The Marmottan Monet Museum is located on the west side of Paris, near the Forest of Boulogne. It is also close to Balzac's house, which we introduced earlier.

The inside of the museum resembles a luxurious mansion, and its walls are decorated with Impressionist paintings and many other masterpieces. I came here for Monet's "Impression, Sunrise," so I could not spend much time here, but there are many Impressionist masterpieces on display here as well, so I think there are many things to see.

And as I went down the stairs, that "impression/sunrise" jumped right in front of me. Oh...!" I couldn't help but let out an unintentional "Oh...! I could finally meet that painting.

It is smaller than I had imagined. Let's get a little closer.

Hmmm, wonderful..! The real thing is even better than I imagined!

At a quick glance, it may appear to be a blurry, ordinary picture. But they are not. When you look closely, you can see that each brushstroke is painted with a terrifying intent.

The orange rays of light reflected on the surface of the water were drawn like this when viewed up close. It may look as if the rays were just a few lines drawn at random. However, when viewed from a distance, the lines blur and blend perfectly with their surroundings, forming a gradation. Moreover, Monet must have calculated that the lines look different depending on the thickness of the paint. The painting is flat when seen in a photograph, but the original is three-dimensional.

The three-dimensionality is especially apparent when viewed up close from an angle like this. I think it is difficult to convey this in a photograph, so when you see the original, please give it a try.

And what I thought this museum was indeed impressive was the position of the chairs. I have been looking at this painting for a while from various distances and angles, and I think this position of the chair is the most beautiful distance.

As we saw earlier, Monet's touch is that distance that blurs exquisitely and blends in with its surroundings. That is what we have here.

There are no outlines in "Impressions, Sunrise.

But isn't that exactly how we see human vision as well? We see the world by integrating our brain's impression of it as a whole, rather than as clear lines.

Vision is caused by the reception of light. So how do we receive light? What is the world that we see in front of us?

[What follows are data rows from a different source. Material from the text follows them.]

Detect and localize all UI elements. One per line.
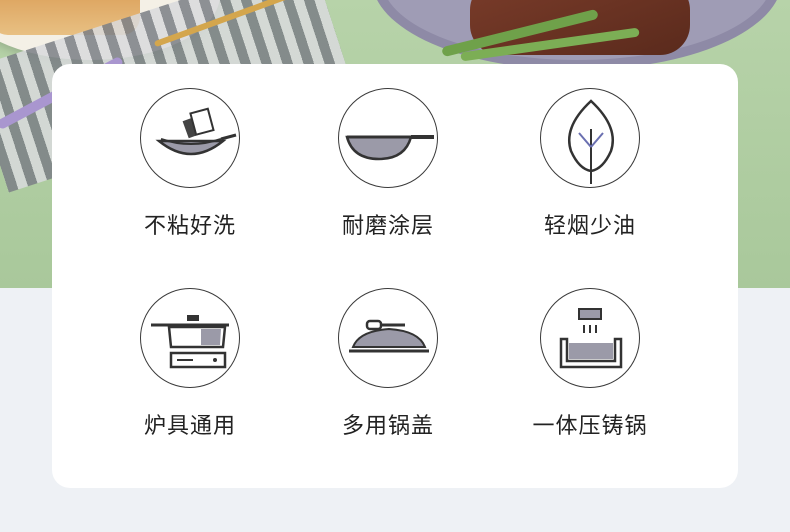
feature-label: 耐磨涂层 [341, 214, 434, 239]
stove-pot-icon [140, 288, 240, 388]
feature-wear-resistant: 耐磨涂层 [288, 88, 488, 240]
feature-all-stoves: 炉具通用 [90, 288, 290, 440]
wok-coating-icon [338, 88, 438, 188]
feature-multi-lid: 多用锅盖 [288, 288, 488, 440]
leaf-icon [540, 88, 640, 188]
pan-lid-icon [338, 288, 438, 388]
feature-label: 不粘好洗 [143, 214, 236, 239]
die-cast-pan-icon [540, 288, 640, 388]
feature-label: 轻烟少油 [543, 214, 636, 239]
feature-less-smoke: 轻烟少油 [490, 88, 690, 240]
non-stick-pan-icon [140, 88, 240, 188]
feature-non-stick: 不粘好洗 [90, 88, 290, 240]
feature-label: 炉具通用 [143, 414, 236, 439]
feature-label: 一体压铸锅 [532, 414, 648, 439]
feature-die-cast: 一体压铸锅 [490, 288, 690, 440]
features-card: 不粘好洗 耐磨涂层 轻烟少油 炉具通用 多用锅盖 一体压铸锅 [52, 64, 738, 488]
feature-label: 多用锅盖 [341, 414, 434, 439]
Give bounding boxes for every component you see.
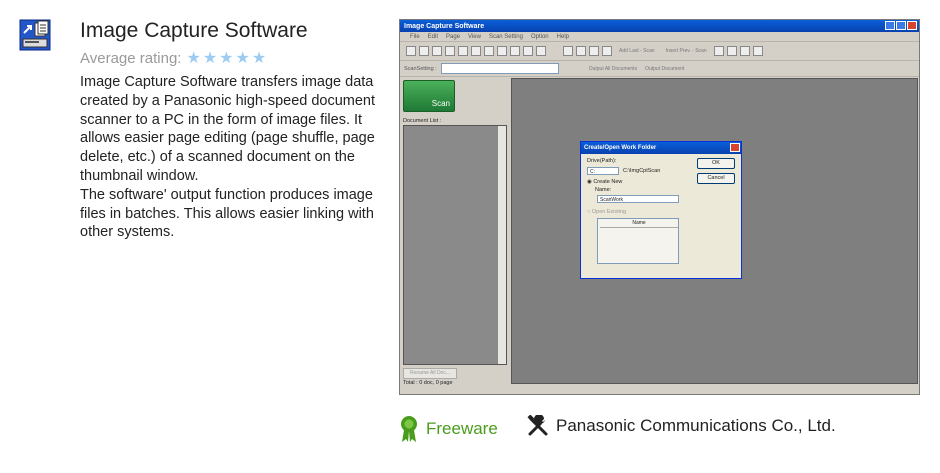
- window-title-text: Image Capture Software: [404, 22, 485, 30]
- product-screenshot[interactable]: Image Capture Software File Edit Page Vi…: [399, 19, 920, 395]
- menu-page: Page: [446, 33, 461, 40]
- menu-view: View: [468, 33, 481, 40]
- menu-option: Option: [530, 33, 549, 40]
- rating-label: Average rating:: [80, 50, 182, 67]
- screenshot-scan-button: Scan: [403, 80, 455, 112]
- ok-button: OK: [697, 158, 735, 169]
- screenshot-menu-bar: File Edit Page View Scan Setting Option …: [400, 32, 919, 42]
- description-paragraph: The software' output function produces i…: [80, 186, 374, 241]
- screenshot-status-strip: [511, 384, 918, 392]
- dialog-title: Create/Open Work Folder: [584, 145, 657, 151]
- star-icon: ★: [235, 49, 250, 67]
- drive-label: Drive(Path):: [587, 158, 617, 164]
- screenshot-window-title: Image Capture Software: [400, 20, 919, 32]
- toolbar-insert-prev-scan: Insert Prev. - Scan: [665, 48, 707, 54]
- rating-stars: ★ ★ ★ ★ ★: [186, 49, 267, 67]
- total-text: Total : 0 doc, 0 page: [403, 380, 453, 386]
- menu-edit: Edit: [427, 33, 439, 40]
- tools-icon: [527, 414, 549, 437]
- output-document: Output Document: [645, 65, 685, 72]
- cancel-button: Cancel: [697, 173, 735, 184]
- toolbar-add-last-scan: Add Last - Scan: [619, 48, 655, 54]
- scan-setting-select: [440, 63, 559, 74]
- license-info: Freeware: [399, 415, 498, 443]
- open-existing-radio: ○ Open Existing: [587, 209, 627, 215]
- close-icon: [730, 143, 740, 152]
- star-icon: ★: [219, 49, 234, 67]
- scan-setting-label: ScanSetting :: [404, 65, 437, 72]
- output-all-documents: Output All Documents: [588, 65, 638, 72]
- description: Image Capture Software transfers image d…: [80, 73, 390, 242]
- path-value: C:\ImgCptScan: [623, 168, 661, 174]
- list-header: Name: [600, 219, 678, 228]
- award-ribbon-icon: [399, 415, 419, 443]
- drive-select: C:: [587, 167, 619, 175]
- menu-scan-setting: Scan Setting: [488, 33, 523, 40]
- window-controls: [885, 21, 917, 30]
- menu-help: Help: [556, 33, 569, 40]
- name-field: ScanWork: [597, 195, 679, 203]
- doc-list: [403, 125, 507, 365]
- publisher-info: Panasonic Communications Co., Ltd.: [527, 414, 836, 437]
- doc-list-label: Document List :: [403, 118, 442, 124]
- star-icon: ★: [251, 49, 267, 67]
- publisher-name[interactable]: Panasonic Communications Co., Ltd.: [556, 416, 836, 436]
- create-open-folder-dialog: Create/Open Work Folder Drive(Path): C: …: [580, 141, 742, 279]
- menu-file: File: [410, 33, 420, 40]
- screenshot-main-area: Create/Open Work Folder Drive(Path): C: …: [511, 78, 918, 384]
- star-icon: ★: [186, 49, 201, 67]
- license-label[interactable]: Freeware: [426, 419, 498, 439]
- screenshot-left-pane: Scan Document List : Rename All Doc... T…: [402, 78, 508, 388]
- existing-list: Name: [597, 218, 679, 264]
- rename-all-doc-button: Rename All Doc...: [403, 368, 457, 379]
- average-rating: Average rating: ★ ★ ★ ★ ★: [80, 50, 266, 67]
- page-title: Image Capture Software: [80, 19, 308, 42]
- name-label: Name:: [595, 187, 612, 193]
- screenshot-toolbar-2: ScanSetting : Output All Documents Outpu…: [400, 61, 919, 77]
- description-paragraph: Image Capture Software transfers image d…: [80, 74, 376, 184]
- screenshot-toolbar: Add Last - Scan Insert Prev. - Scan: [400, 42, 919, 61]
- star-icon: ★: [202, 49, 218, 67]
- app-icon: [19, 19, 51, 51]
- create-new-radio: ◉ Create New: [587, 179, 623, 185]
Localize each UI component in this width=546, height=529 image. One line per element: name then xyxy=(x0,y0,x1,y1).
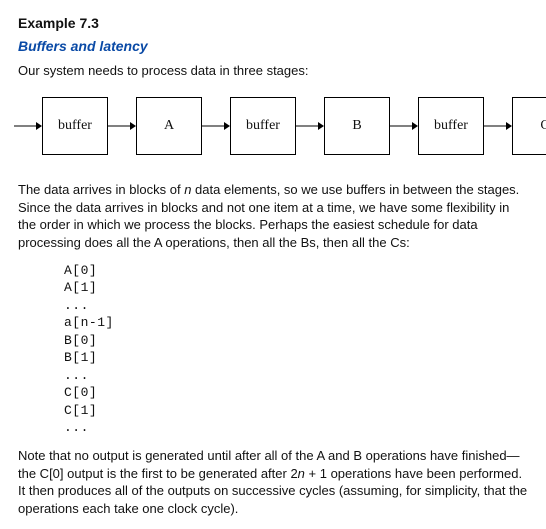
arrow-icon xyxy=(14,120,42,132)
arrow-icon xyxy=(202,120,230,132)
pipeline-diagram: buffer A buffer B buffer C xyxy=(14,97,528,155)
diagram-box-buffer: buffer xyxy=(42,97,108,155)
note-n: n xyxy=(298,466,305,481)
diagram-box-stage-c: C xyxy=(512,97,546,155)
intro-text: Our system needs to process data in thre… xyxy=(18,62,528,80)
diagram-box-stage-b: B xyxy=(324,97,390,155)
paragraph-1: The data arrives in blocks of n data ele… xyxy=(18,181,528,251)
example-title: Buffers and latency xyxy=(18,37,528,56)
schedule-code: A[0] A[1] ... a[n-1] B[0] B[1] ... C[0] … xyxy=(64,262,528,437)
note-paragraph: Note that no output is generated until a… xyxy=(18,447,528,517)
arrow-icon xyxy=(484,120,512,132)
arrow-icon xyxy=(108,120,136,132)
example-number: Example 7.3 xyxy=(18,14,528,33)
arrow-icon xyxy=(296,120,324,132)
diagram-box-buffer: buffer xyxy=(230,97,296,155)
diagram-box-stage-a: A xyxy=(136,97,202,155)
arrow-icon xyxy=(390,120,418,132)
para1-pre: The data arrives in blocks of xyxy=(18,182,184,197)
diagram-box-buffer: buffer xyxy=(418,97,484,155)
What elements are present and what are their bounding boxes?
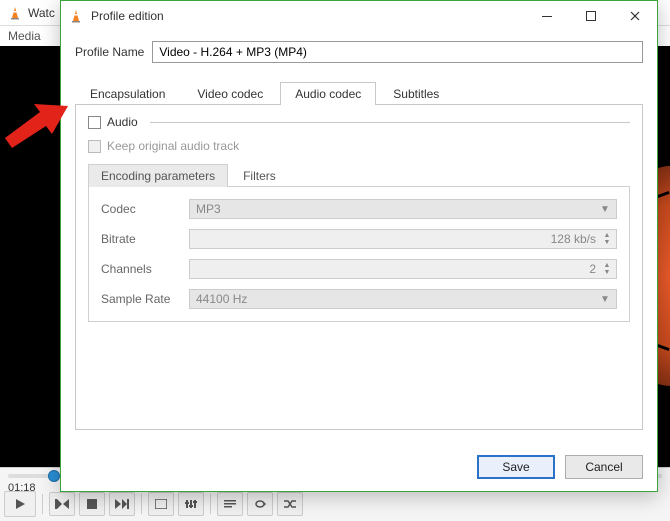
main-window-title: Watc [28,6,55,20]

I once came to know these explorations through the Dutch painter Vermeer.

Vermeer, like a scientist, studied the effects of light and incorporated them into his paintings. His works are truly worthy of being called the art of light.

Learning about his paintings led me unexpectedly to this "Impression, Sunrise".

Although Monet was more than 200 years after Vermeer, they may have something in common in terms of their exploration of light.

Looking again at the details of the painting, this sky and sea also show a very clear flow of brush strokes. It is this flow that creates the exquisite effect when viewed from a certain distance.

Claude Monet has many famous paintings, including "Waterlilies," "Woman with a Parasol," and "La Japonaise," but I still like this "Impression, Sunrise" the best.

This picture is really strange. Although the whole picture is blurred, it is pleasant. The depiction of the setting sun and the reflection of its light is truly a masterpiece. For some reason, this picture has a mysterious charm that draws you in. I cannot put it into words any better than this.

Without a doubt, this is the painting I fell in love with the most in Paris.

Thankfully, unlike the Louvre and Orsay, this museum is not so crowded. So you can take your time and immerse yourself in your favorite works of art to your heart's content. I highly recommend this museum. I would be more than happy if you could take the time to enjoy "Impression, Sunrise" as much as possible.